Of all the films we've screened so far, this one bears the heaviest mark of the cinephilic tendencies of the French new wave directors. Before the film even starts, Godard tells us that it is dedicated to the Monogram picture company, an American production studio famous for gangster B-movies. Breathless also looks a bit different than the other films we've seen so far. Even though it was shot on a very light sensitive film stock, it was pushed almost to the limit in processing to give it a grainy look, perhaps again to emulate the B-movie pictures of the Monogram studio on a stylisitic level. The alias Poiccard chooses for himself, Laszlo Kovacs, is the name of a Hungarian cinematographer. Poiccard is also enamored of Humphrey Bogart. Like Bogey in one of his most celebrated roles (Rick in Casablanca), Michel plays the tough guy role but has a soft spot for a woman, which in the end will be his undoing. Perhaps in a nod to the escapist tendencies of the cinephile, Michel and Patricia duck into a theater to hide from the police. Godard also uses the films at these theaters like songs in a soundtrack to comment on the characters. The film being shown in the first theater that Patricia goes into on her own is Otto Preminger's Whirlpool, and the dialogue we hear a woman being asked "Does this cheap parasite mean so much to you that you're willing to cover for him?", clearly an allusion to Patricia and her situation with Michel. The use of a Preminger film has another layer of meaning as well, since Jean Seberg had starred in a Preminger film the previous year.

Michel himself is an intriguing character. Godard again breaks convention by having the leading man be someone who doesn't necessarily deserve our sympathies. With his very first line in the story he tells us, "After all, I'm an asshole." Michel's actions certainly convey this throughout the film as we see him steal money from a lady friend of his and a stranger he karate chops in the bathroom, steals numerous cars, berates a cab driver, and sneaks into Patricia's hotel room. He really doesn't exhibit any redeeming qualities, yet you can't help but want him to escape to Italy.
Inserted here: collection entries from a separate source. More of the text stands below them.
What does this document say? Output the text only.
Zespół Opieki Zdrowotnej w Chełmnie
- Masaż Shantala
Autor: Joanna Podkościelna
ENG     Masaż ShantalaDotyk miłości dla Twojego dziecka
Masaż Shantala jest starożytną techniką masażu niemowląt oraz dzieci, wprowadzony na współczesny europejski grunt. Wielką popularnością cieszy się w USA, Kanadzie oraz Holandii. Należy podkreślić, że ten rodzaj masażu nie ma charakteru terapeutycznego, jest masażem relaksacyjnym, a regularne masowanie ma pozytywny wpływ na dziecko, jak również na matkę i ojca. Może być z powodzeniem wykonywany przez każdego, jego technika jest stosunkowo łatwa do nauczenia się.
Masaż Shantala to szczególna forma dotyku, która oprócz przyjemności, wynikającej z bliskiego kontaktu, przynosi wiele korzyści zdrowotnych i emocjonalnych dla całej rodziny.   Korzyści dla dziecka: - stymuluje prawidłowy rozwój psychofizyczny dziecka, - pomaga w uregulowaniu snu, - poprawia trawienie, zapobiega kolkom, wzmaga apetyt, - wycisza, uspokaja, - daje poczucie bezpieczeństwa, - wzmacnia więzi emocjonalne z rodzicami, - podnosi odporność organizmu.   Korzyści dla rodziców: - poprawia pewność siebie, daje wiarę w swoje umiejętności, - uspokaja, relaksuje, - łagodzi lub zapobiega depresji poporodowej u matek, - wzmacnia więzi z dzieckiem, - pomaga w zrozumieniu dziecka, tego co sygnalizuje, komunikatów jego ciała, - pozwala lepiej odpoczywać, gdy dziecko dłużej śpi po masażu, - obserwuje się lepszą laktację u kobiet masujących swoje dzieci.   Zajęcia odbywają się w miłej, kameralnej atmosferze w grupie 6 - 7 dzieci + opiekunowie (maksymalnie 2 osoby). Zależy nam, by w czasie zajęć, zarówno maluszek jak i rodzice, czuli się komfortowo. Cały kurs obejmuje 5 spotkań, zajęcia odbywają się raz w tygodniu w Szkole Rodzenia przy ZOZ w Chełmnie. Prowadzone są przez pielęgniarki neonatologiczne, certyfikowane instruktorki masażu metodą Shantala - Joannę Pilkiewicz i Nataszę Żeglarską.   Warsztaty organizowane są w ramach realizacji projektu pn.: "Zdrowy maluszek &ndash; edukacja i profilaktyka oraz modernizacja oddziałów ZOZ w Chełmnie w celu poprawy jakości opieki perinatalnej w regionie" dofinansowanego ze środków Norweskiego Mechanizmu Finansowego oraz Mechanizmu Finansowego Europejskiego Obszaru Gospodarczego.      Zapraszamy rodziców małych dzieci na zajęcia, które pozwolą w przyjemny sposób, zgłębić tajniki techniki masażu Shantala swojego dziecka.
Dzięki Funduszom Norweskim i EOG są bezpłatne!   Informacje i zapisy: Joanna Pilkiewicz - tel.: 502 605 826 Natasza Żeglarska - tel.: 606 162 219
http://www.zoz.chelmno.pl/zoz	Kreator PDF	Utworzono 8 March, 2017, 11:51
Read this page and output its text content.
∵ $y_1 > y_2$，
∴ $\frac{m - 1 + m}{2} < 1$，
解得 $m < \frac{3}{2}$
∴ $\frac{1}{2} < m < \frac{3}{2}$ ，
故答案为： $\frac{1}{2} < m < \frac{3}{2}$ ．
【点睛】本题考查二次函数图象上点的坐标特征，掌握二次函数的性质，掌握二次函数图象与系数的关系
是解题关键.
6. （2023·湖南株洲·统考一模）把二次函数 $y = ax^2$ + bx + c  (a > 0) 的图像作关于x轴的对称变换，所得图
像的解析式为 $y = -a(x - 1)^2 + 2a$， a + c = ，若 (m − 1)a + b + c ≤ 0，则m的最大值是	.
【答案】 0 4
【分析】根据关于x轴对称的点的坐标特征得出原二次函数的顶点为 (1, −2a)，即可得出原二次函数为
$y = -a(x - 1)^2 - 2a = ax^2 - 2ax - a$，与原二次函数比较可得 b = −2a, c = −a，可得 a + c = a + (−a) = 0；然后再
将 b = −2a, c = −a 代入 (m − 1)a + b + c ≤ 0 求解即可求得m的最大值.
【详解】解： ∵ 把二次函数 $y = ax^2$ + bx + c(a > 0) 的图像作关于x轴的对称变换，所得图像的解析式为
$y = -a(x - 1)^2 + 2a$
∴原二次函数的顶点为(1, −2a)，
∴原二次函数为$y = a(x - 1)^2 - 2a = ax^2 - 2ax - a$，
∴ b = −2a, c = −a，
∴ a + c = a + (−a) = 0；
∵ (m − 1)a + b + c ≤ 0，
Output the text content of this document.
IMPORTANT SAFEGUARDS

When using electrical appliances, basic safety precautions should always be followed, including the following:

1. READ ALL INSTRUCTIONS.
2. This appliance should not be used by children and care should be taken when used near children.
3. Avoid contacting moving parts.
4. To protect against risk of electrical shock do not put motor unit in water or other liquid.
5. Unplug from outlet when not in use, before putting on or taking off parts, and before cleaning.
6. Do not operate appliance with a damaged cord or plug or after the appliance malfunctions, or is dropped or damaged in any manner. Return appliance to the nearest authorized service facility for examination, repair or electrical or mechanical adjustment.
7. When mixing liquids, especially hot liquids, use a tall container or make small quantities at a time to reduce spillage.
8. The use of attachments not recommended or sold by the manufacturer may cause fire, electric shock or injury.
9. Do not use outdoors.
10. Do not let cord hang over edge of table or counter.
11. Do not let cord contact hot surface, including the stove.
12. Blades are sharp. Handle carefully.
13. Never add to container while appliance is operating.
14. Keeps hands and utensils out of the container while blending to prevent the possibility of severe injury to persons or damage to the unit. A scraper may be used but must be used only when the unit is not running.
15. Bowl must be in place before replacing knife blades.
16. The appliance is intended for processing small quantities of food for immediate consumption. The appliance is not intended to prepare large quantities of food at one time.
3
It's interesting to see in Godard's first feature some of the ideas that he used in later films, even though stylistically they would be radically different. Michel plays classical music records much like Jean-Pierre Léaud's character in Masculin Feminin. The long take or Patricia walking in a circle and pontificating out loud seems to be echoed in the later films, like the scene in Le Weekend when three reporters are following a young girl in a field asking her long, drawn out philosophical questions. And of course dipping into the gangster genre again with the heady mix of crime, love, and music that was to come in Band of Outsiders.